The law regarding divorce was there for a reason, as Jesus acknowledges, yet the very simplicity of the process as outlined in the Mosaic law, wherein all the divorcing partner had to do was to write a note to the woman he wanted to shed, made it highly accessible as a form of intimidation and violence.
Would we expect Jesus to support an institution of divorce that had become a tool in the hands of the powerful for the exploitation of the weak? Of course not, and so Jesus responds to the trick question of the Pharisees by reminding them that God designed men and women for relationships of mutual commitment and nurture, and not abuse. And He goes further and says that whoever uses the law to justify trading in his old wife for a new one commits adultery, regardless of whether or not he keeps to the letter of the law in the way he conducts his divorce.
Some years ago, when I was in Melbourne for the filming or a TV show, I had the privilege of meeting a rather interesting Iranian woman – a woman who had worked for some years in Tehran as a professional wife. This woman was not a sex-worker. She was a professional wife. And her clients were not sleeping around. They were having half-hour marriages.
In Tehran it is illegal for a man to sleep with a woman who is not his wife, but it is quite legal to have more than one wife. So men would come to this woman’s flat and marry her. Half an hour later they would issue her a certificate of divorce and go home, back to their first wife I suppose
These guys evidently thought they were very clever for they had worked out how to keep to God’s holy law and sleep with whoever they wanted to at the same time!
Their consciences were clear because they had abided by the letter of the law. They hadn’t slept around. They hadn’t committed adultery. They hadn’t dishonoured their original wife or the other woman. They had simply exploited a loophole in the word of God by enjoying an entirely legitimate half-hour marriage. And Jesus says, “what a load of rubbish!”
Adultery is adultery, regardless of whether you have a certificate of divorce to legitimate the shedding of your old wife or a certificate of a half-hour marriage to justify taking on a new one. The laws of marriage and divorce had been put in place for a reason – to protect people and preserve the peace, but that doesn’t mean you can exploit loopholes in those laws to maintain your sanctimonious moral self-righteousness while you abuse your partner.
Adultery is adultery, selfishness is selfishness and sin is sin. And while Jesus’ polemic here is not really aimed at hammering sinners or even adulterers as such, He is targeting those persons who would try to justify their selfish and abusive activities through keeping them within the literal letter of the law It’s all about protecting the vulnerable, and not using the letter of the law as an excuse for abuse.
Doris Mae Golberg wrote:
I have lost my husband, but I am not supposed to mourn.
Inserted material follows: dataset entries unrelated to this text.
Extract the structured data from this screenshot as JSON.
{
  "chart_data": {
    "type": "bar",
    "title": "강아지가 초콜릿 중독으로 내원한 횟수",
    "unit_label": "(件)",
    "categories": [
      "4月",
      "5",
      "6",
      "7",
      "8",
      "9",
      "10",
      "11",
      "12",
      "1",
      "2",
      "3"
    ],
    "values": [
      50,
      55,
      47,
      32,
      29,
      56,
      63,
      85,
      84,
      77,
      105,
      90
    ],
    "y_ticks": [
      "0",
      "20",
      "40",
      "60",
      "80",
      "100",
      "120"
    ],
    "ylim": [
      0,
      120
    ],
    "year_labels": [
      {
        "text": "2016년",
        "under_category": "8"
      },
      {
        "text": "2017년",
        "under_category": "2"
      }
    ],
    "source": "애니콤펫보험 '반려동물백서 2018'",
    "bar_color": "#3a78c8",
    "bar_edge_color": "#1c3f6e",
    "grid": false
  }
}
I have lost my children; they don’t know to whom they belong.
I have lost my relatives; they do not approve.
I have lost his relatives; they blame me.
I have lost my friends; they don’t know how to act.
I feel I have lost my church; do they think I have sinned too much?
I am afraid of the future,
I am ashamed of the past,
I am confused about the present.
I am so alone,
I feel so lost.
God, please stay by me, You are all I have left.
And plenty of us have been there too, and all I really want to say here is that I believe we can be fully confident in these situations that the response of Jesus is not to put the boot in, despite the way some of His people might use passages such as today’s Gospel reading to justify their judgementalism.
No. Yesterday, today, forever, Jesus is the same – the friend of the weak, the protector of the vulnerable and the advocate of the sinner. Glory to His name!
First Preached by Father Dave at Holy Trinity Dulwich Hill, October 2009.